This microcontroller claims to have USB host, device and OTG support here. It is STM32F411CEU6 from ST Microelectronics.
While this one from Atmel(ATSAM3X8C) just claims acting as USB host and device.
I think any chip that can act as device and host can be used to implement OTG functionality. Am I right? Or the microcontroller should explicitly support the OTG feature?
PS: The 2 chips above are just samples and the 2nd says it supports OTG in datasheet as Jonny_boy said (yes! bad sample but I can't change it now that it came to this!!). But the question still remains.

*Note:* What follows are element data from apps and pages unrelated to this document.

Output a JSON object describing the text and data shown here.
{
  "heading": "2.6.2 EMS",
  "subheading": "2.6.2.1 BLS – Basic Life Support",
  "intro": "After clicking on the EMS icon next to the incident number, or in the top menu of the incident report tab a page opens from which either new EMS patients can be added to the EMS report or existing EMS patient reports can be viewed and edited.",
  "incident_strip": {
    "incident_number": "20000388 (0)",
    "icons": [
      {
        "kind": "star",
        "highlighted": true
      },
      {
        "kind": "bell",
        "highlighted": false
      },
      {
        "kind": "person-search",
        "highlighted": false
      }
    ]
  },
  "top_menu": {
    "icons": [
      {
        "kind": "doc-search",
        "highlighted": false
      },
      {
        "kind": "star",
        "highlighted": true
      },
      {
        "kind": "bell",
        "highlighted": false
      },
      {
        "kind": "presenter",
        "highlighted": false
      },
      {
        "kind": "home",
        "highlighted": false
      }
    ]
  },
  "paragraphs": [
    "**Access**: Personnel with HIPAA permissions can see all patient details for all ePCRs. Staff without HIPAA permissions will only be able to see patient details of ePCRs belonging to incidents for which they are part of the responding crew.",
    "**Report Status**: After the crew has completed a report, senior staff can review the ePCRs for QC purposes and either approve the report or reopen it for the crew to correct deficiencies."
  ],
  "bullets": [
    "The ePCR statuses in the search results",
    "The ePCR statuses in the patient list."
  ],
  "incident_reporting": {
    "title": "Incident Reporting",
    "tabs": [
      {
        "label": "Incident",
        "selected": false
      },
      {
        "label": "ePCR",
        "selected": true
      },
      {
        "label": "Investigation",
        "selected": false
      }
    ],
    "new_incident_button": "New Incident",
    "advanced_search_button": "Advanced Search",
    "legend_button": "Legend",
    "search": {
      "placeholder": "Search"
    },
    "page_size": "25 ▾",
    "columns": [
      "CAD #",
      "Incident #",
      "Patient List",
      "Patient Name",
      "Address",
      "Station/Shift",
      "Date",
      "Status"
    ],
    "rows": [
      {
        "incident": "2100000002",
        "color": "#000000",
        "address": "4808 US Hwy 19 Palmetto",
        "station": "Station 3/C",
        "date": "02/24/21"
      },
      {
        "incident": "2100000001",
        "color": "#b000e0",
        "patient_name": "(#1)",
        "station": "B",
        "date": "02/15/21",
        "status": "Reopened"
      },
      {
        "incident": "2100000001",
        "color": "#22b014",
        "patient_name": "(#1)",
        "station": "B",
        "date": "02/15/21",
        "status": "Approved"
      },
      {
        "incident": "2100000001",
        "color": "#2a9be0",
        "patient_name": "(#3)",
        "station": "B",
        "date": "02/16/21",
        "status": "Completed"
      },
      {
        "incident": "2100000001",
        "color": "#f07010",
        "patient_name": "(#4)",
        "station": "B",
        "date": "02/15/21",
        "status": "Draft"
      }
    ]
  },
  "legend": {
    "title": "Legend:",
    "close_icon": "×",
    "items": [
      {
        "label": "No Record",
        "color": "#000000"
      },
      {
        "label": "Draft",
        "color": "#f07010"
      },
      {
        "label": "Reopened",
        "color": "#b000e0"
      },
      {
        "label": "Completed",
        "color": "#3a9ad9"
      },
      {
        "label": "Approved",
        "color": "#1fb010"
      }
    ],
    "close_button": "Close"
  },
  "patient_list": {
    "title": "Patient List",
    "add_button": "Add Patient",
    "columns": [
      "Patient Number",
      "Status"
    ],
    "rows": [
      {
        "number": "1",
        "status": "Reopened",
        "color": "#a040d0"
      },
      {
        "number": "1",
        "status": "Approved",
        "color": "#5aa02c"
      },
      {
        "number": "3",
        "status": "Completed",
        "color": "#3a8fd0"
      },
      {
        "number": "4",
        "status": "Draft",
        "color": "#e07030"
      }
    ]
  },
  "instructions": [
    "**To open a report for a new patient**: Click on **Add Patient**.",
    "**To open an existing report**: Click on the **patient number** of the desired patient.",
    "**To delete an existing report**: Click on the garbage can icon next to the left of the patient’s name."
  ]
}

Looking at the datasheet, I'm pretty certain that this mcu would be considered as having usb OTG. It definitely fits the definition.
Moreover, doing a ctrl+f through the product series summary turns up several registers and pins with "OTG" in the name. If you look at chapter 12, "Embedded peripherals overview", section 12.9 explicitly says that "USB On-The-Go High Speed Port" is a feature of this MCU. Please read the datasheet more carefully.
edit 1:
As far as the general case goes, Wikipedia is pretty explicit:
The official usb website, usb.org, has similar (but more verbose) language in its OTG section.
We can unequivocally say "yes, a ('non-pc' (whatever that means)) device with both host and slave capabilities is considered OTG.